Malam itu, salju turun lembut di luar jendela apartemen kecil yang remang. Johan, seorang trader berusia 34 tahun, duduk di depan monitor komputernya dengan tatapan kosong. Lampu-lampu pasar cryptocurrency berkedip-kedip seperti lampu natal yang muram. Sepanjang tahun, ia bekerja keras untuk mengumpulkan modal, berharap bisa memberi hadiah terbaik untuk anak dan istrinya di malam Natal.

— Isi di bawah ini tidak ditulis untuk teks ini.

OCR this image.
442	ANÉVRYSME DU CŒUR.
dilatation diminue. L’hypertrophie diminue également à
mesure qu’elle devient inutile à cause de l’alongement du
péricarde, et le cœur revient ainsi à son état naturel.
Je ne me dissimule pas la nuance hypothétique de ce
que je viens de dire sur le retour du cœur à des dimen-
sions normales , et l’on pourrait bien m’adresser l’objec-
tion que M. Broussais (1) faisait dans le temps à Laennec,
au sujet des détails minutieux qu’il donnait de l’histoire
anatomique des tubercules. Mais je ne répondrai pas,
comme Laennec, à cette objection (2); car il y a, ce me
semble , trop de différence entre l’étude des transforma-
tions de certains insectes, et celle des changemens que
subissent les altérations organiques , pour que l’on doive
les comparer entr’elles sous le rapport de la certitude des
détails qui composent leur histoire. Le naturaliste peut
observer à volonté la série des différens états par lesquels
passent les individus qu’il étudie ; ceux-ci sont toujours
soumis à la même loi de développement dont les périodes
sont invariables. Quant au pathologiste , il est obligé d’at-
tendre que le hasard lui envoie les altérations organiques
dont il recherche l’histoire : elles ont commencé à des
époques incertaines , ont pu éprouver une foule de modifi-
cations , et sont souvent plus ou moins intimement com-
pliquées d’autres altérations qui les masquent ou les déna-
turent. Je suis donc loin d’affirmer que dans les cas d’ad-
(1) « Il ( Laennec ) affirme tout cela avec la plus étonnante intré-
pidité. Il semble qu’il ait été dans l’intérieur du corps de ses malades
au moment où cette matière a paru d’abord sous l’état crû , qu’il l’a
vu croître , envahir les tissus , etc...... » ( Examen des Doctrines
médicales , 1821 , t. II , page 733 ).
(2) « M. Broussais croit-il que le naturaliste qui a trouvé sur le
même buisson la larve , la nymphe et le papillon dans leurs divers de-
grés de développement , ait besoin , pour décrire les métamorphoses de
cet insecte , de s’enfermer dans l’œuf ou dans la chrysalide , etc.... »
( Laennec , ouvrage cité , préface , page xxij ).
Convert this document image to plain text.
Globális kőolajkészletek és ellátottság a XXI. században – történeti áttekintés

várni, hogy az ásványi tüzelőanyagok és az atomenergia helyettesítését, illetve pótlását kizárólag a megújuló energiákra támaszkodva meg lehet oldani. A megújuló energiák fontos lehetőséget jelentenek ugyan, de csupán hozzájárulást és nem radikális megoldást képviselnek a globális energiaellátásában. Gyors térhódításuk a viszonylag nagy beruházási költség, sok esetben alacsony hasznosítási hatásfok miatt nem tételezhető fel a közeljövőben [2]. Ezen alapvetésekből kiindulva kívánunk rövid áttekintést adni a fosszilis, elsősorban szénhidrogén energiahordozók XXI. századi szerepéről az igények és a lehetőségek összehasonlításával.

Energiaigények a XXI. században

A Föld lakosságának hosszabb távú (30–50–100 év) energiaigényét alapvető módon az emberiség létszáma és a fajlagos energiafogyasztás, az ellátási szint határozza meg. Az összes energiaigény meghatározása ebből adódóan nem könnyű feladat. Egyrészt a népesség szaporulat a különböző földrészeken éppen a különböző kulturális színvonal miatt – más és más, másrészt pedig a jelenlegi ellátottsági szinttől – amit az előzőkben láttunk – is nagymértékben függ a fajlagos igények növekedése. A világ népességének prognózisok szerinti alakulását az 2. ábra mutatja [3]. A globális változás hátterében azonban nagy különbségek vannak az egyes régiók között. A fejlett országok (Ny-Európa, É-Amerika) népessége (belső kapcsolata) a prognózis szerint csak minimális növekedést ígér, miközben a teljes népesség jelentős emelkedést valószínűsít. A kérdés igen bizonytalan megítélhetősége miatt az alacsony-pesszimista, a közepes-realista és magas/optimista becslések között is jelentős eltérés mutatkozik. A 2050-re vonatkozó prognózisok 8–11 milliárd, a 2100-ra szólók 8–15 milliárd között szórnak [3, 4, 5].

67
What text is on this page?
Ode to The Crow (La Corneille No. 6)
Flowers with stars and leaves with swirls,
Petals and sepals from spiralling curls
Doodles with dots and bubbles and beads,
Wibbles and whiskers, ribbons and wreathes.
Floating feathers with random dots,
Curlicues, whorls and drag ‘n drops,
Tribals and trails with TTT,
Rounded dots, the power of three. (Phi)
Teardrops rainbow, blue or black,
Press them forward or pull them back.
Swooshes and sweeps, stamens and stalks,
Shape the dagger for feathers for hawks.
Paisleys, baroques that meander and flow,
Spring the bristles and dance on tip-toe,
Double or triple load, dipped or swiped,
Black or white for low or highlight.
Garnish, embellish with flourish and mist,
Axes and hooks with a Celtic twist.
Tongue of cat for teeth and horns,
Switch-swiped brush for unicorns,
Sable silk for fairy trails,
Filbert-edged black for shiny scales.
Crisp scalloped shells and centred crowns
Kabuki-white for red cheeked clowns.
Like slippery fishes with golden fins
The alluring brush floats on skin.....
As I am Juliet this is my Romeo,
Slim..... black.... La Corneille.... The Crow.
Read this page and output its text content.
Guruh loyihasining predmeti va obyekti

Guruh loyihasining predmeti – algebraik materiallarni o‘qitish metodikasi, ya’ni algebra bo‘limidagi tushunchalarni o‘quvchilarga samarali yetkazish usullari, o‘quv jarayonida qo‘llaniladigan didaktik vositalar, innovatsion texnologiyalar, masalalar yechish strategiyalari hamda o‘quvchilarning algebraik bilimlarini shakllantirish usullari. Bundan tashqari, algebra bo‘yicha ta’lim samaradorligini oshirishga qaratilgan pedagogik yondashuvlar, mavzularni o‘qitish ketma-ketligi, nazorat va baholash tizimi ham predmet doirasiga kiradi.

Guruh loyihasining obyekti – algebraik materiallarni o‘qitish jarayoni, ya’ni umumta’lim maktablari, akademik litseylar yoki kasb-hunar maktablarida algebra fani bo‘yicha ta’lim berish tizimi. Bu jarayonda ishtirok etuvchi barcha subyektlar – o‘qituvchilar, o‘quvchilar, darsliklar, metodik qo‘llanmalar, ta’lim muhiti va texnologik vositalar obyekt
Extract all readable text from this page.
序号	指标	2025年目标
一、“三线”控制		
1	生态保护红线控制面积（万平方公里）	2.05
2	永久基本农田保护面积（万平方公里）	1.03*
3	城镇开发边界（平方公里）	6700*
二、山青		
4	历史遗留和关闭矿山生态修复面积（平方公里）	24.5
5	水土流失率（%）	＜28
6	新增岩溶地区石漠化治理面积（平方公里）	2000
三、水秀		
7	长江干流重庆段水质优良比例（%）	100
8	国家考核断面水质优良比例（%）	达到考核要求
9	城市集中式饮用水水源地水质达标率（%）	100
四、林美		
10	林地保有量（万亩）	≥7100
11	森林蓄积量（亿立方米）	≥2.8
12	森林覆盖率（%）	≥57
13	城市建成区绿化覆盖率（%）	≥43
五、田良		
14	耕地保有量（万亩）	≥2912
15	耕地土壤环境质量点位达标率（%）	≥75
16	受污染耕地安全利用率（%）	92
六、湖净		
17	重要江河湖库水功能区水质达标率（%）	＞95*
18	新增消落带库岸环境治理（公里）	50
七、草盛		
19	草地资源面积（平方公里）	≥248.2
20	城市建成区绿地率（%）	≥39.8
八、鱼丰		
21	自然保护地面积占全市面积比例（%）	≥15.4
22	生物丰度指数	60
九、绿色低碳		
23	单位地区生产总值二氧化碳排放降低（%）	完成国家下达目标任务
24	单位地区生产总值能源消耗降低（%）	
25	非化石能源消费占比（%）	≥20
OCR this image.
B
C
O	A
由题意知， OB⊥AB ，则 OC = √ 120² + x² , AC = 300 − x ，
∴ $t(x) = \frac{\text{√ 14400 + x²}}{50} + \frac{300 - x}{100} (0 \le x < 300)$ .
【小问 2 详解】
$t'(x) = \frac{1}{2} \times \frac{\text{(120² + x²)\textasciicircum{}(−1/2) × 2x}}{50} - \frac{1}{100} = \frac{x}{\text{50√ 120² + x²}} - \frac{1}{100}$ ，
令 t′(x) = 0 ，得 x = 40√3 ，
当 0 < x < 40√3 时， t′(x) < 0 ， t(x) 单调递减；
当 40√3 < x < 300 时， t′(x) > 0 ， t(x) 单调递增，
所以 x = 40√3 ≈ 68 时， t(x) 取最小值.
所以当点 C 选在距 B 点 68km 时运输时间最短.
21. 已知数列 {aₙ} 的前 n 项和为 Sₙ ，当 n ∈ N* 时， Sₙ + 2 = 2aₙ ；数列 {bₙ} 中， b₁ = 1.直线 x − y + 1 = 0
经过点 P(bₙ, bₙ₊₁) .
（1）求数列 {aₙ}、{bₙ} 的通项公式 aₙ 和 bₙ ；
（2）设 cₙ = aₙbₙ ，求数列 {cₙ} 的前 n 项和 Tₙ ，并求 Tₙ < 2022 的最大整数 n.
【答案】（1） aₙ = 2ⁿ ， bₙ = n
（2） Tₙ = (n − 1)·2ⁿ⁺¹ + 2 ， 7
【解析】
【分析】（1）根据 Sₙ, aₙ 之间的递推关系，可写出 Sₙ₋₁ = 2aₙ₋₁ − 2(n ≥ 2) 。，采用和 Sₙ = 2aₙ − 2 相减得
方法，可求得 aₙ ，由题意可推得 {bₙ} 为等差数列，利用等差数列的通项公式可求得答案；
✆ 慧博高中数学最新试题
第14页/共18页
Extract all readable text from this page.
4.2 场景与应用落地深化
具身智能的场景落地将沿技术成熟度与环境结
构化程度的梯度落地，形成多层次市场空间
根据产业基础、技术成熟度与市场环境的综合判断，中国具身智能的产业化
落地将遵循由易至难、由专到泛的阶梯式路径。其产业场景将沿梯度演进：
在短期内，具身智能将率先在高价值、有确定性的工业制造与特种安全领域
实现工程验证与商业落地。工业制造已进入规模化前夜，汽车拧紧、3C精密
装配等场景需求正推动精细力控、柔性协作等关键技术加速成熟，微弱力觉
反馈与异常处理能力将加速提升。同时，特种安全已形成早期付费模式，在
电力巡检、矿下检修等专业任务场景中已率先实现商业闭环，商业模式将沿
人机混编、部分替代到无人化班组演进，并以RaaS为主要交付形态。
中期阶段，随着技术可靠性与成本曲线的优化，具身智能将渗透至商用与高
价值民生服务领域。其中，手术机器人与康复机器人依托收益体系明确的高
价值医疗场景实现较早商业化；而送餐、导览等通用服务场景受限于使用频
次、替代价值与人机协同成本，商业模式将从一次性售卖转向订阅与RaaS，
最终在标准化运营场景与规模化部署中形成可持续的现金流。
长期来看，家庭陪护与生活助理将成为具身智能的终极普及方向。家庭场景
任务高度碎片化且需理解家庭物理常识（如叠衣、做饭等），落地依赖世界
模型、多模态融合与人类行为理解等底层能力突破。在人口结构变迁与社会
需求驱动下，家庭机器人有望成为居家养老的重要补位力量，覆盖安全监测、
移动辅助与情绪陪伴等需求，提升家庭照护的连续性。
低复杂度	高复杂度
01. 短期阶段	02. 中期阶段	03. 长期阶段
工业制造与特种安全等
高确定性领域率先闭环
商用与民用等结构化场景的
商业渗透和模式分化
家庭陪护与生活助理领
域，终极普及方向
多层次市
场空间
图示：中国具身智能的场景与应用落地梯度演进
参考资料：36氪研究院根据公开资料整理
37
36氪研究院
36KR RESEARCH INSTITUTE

Namun, beberapa jam sebelumnya, pasar tiba-tiba ambruk. Sebuah peristiwa yang tak terduga—pengumuman regulasi ketat dari pemerintah global—membuat harga koin favorit Johan, yang ia pegang hampir seluruh tabungannya, jatuh bebas. Dari angka ribuan dolar, saldo akun Johan hanya menyisakan beberapa sen. Dia mencoba bertahan, membeli lebih banyak ketika harga turun, tetapi itu hanya membuat situasinya semakin buruk.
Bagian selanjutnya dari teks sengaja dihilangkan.